Since pricing its latest public offering at $5.50 two weeks ago, shares of Synergy Pharmaceuticals (SGYP) have failed to hold that print and are trading under $5.00 as of Monday morning. Nevertheless, existing clinical data for Synergy’s lead candidate plecanatide suggest that the drug will be competitive with Ironwood’s (IRWD) Linzess (linaclotide), a fellow guanylate cyclase-C agonist indicated for the treatment of irritable bowel syndrome with constipation (IBS-C) and chronic idiopathic constipation (CIC). Synergy is pursuing the same two indications, and plecanatide has already demonstrated similar efficacy with improved tolerability (fewer patients reported diarrhea as an adverse event). And although plecanatide is likely two years from hitting the market, IRWD’s valuation suggests that plecanatide, if trials continue to demonstrate its clinical benefit — especially over Linzess — is severely undervalued. Most investors point to the IRWD/SGYP disparity as reason to own the stock, and it’s true that the difference is compelling. With Linzess as its only product, IRWD carries a market capitalization of $1.9B; SGYP’s $363M valuation looks paltry in comparison, especially considering that IRWD only recognizes 50% of Linzess’ sales (partner Forest Labs (FRX) splits revenues). The market, then, values Linzess at close to $4B.

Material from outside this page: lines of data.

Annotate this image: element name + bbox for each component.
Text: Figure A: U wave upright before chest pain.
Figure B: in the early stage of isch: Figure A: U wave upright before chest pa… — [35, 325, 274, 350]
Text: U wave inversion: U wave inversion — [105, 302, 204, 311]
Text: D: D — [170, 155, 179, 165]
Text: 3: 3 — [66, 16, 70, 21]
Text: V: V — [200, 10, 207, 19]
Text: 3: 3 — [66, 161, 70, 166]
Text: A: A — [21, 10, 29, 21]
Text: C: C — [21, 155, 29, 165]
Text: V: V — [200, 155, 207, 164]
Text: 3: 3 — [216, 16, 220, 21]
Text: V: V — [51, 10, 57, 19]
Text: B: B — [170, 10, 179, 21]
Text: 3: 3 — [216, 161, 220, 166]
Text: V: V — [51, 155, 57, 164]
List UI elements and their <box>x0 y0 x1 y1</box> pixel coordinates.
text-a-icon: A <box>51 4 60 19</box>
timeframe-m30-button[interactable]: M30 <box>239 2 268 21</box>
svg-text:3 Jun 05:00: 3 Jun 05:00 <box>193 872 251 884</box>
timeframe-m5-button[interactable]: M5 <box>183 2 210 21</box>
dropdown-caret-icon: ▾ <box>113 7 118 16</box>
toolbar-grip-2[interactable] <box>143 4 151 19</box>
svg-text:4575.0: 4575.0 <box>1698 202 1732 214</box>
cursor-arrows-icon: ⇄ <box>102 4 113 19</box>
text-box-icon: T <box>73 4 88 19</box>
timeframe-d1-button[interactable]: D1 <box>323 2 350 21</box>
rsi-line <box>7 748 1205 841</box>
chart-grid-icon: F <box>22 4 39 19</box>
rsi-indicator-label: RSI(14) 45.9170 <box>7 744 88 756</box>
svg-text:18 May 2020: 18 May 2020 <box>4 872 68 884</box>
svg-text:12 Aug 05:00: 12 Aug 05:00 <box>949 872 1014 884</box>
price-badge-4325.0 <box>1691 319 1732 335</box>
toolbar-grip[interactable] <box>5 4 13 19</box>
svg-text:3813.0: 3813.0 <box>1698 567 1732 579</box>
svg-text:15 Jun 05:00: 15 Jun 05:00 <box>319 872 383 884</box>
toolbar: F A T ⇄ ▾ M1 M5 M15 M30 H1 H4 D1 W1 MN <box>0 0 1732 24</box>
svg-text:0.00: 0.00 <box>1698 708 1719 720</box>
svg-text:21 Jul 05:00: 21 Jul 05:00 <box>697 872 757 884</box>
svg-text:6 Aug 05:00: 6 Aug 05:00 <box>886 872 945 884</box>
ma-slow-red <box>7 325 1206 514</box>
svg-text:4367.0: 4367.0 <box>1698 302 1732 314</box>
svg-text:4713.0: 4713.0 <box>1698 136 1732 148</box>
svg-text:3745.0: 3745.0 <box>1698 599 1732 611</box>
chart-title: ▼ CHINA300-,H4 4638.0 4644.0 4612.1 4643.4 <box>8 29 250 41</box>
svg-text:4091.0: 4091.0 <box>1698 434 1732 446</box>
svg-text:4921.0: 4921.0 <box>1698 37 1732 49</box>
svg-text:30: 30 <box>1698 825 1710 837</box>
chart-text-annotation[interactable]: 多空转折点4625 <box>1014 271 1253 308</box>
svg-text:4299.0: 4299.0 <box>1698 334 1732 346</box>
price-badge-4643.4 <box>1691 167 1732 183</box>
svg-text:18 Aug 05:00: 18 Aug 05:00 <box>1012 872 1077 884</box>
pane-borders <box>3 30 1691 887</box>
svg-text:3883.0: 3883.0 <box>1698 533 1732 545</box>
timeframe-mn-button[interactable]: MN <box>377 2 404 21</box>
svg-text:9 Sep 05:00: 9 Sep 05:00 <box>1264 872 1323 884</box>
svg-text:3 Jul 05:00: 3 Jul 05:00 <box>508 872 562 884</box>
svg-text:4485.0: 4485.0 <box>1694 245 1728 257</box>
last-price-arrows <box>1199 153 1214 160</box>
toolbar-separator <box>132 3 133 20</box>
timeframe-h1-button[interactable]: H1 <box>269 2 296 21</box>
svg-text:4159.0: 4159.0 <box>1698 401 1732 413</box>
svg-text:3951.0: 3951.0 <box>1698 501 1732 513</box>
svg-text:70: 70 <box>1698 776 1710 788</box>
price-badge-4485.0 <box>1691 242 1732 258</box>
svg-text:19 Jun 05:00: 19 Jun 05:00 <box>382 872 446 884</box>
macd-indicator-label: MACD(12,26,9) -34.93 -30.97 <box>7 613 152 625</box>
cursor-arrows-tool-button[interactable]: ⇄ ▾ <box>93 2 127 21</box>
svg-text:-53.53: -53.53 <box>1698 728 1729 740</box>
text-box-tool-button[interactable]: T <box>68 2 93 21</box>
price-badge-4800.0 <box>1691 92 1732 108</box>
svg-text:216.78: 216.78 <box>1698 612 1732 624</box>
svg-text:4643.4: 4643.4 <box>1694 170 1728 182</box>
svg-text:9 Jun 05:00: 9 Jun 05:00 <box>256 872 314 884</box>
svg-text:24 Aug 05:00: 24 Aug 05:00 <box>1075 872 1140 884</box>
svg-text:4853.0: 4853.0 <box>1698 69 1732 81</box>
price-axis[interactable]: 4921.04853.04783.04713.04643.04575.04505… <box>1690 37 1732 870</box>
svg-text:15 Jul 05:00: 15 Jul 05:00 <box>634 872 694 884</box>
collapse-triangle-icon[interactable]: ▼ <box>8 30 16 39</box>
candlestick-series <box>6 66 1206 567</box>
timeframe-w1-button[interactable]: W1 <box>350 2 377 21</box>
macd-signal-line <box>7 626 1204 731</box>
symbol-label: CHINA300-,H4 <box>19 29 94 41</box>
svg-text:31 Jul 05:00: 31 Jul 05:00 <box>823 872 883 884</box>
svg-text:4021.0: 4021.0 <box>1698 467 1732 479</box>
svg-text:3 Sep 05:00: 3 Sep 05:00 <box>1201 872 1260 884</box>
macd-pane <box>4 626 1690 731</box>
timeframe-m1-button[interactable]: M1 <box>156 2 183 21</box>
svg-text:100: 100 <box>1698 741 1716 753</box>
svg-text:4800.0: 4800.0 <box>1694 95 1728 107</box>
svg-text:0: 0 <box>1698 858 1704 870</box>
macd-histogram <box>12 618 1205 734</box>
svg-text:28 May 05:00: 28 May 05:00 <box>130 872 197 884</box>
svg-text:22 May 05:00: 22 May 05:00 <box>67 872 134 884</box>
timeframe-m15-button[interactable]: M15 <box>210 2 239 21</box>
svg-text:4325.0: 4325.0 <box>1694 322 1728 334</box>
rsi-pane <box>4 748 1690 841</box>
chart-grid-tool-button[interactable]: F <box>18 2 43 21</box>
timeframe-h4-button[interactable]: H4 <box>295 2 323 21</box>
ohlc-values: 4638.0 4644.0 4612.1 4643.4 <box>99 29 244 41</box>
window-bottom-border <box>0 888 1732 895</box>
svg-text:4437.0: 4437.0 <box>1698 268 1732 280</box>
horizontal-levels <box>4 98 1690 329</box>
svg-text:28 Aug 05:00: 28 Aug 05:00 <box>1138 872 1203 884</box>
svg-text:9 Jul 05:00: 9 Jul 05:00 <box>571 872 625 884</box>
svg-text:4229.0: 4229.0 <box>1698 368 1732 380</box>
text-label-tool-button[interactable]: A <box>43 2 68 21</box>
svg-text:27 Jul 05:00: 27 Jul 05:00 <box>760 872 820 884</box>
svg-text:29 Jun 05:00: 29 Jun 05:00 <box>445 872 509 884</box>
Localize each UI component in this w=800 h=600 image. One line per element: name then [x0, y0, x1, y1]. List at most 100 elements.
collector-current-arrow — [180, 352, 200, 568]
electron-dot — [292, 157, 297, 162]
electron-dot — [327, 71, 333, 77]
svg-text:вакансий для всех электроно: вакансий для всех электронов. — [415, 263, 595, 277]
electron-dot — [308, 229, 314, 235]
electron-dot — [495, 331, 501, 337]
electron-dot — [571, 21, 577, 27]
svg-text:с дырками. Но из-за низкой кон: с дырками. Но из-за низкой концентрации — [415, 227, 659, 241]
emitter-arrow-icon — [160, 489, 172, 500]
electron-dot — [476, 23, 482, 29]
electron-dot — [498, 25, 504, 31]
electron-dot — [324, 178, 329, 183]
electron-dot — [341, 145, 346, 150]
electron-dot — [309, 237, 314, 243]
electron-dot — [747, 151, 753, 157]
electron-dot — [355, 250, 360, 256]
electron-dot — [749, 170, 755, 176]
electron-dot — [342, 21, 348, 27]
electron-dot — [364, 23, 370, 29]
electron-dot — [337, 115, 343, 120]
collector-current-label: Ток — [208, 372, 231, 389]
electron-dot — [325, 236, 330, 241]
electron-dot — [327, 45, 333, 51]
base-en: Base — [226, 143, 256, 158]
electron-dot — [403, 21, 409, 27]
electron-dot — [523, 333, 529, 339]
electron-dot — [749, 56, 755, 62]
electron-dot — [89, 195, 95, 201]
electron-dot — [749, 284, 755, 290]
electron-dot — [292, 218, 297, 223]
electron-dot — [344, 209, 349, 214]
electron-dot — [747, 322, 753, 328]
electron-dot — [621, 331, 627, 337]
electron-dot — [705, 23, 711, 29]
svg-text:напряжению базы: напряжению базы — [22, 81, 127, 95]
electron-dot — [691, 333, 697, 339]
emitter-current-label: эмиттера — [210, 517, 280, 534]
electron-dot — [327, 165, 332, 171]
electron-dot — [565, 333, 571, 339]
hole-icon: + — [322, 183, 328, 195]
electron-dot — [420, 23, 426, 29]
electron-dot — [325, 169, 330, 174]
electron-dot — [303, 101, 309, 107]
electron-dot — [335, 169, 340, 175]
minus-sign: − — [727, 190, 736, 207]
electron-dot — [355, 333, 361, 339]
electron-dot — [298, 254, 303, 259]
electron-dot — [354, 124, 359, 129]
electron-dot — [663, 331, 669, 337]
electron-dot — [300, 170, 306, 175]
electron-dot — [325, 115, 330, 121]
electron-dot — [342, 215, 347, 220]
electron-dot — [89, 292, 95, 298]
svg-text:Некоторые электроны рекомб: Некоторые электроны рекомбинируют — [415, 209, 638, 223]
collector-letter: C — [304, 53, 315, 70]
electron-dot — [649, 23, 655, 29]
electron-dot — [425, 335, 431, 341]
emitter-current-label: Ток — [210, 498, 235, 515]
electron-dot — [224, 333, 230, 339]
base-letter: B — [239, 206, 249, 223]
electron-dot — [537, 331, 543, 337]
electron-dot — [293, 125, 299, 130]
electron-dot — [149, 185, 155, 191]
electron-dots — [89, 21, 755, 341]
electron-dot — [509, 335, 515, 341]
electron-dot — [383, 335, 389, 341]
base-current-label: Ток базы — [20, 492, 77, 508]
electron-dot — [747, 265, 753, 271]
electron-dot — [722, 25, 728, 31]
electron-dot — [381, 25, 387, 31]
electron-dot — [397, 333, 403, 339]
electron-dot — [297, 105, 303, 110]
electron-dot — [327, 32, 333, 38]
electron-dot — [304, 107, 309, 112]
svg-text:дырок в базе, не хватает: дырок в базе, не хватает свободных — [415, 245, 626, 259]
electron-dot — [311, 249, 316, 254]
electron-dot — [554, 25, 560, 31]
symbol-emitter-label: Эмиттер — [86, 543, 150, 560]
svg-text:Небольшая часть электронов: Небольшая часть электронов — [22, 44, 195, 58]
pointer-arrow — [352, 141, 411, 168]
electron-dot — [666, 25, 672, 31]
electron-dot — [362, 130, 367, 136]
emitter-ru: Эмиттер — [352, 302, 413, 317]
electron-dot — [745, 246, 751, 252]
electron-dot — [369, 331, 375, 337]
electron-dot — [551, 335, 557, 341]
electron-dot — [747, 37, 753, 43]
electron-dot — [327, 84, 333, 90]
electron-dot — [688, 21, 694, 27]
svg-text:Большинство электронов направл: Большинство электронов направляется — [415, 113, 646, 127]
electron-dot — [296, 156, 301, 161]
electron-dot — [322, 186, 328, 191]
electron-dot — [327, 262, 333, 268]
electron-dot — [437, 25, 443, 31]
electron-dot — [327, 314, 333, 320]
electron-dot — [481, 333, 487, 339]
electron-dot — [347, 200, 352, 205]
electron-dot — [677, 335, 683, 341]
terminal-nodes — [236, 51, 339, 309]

This isn’t new information to those following the story, but we believe that SGYP around $5.00 is a good place to be initiating and/or adding to a long-term position. The company has no major catalysts during the rest of this year, but will report the results of its Phase IIb IBS-C trial (NCT01722318) early in 2014. Synergy has an end-of-Phase-II meeting with the FDA in June, which should provide a clear path forward for plecanatide development. In addition, the company will present the full data set from plecanatide’s Phase IIb/III at the Digestive Disease Week conference on May 21 (see the abstract). Neither of these are major events for SGYP, but some investors continue to believe that the FDA will allow Synergy to file for approval in CIC based on existing data alone (Phase IIb/III) and the drug’s similarities to Linzess; we see this as unlikely. Linzess went through two Phase III trials for IBS-C and CIC each, suggesting that the FDA will want to see at least one more late-stage trial (possibly two) in CIC, depending on whether they accept the completed Phase IIb/III as registrational or not. There’s also the chance that Synergy will partner plecanatide in the near-term, which it will need to do at some point, but we think those odds improve following the Phase IIb IBS-C data in 1Q14.
The company has effectively shored up the balance sheet for the time being, but Synergy will need to run one more financing to fund plecanatide’s final pivotal trials and get the drug onto the market. We don’t expect a raise until 2014, most likely after the Phase IIb IBS-C data early next year, but investors should be prepared for further dilution in the long-haul.
SGYP is oversold based on its 14D MFI/RSI, and while traders were expecting the 200D MA to offer support last week, the stock broke below and has yet to show signs of a reversal.Note that on the weekly, SGYP’s 50MA lies at $4.95. Despite a lack of catalysts through the rest of 2013, we see SGYP’s recent weakness is a long-term buying opportunity, and investors can look for an opportunistic entrance point in the high $4’s. Cantor Fitzgerald pinned a $1.6B peak sales estimate on plecanatide just before the offering announcement, and although we take analyst numbers with a grain of salt, the IRWD comparison alone is enough to indicate the kind of upside that Synergy may produce in the long-term.
In connection with sGYP, PropThink has taken a long position.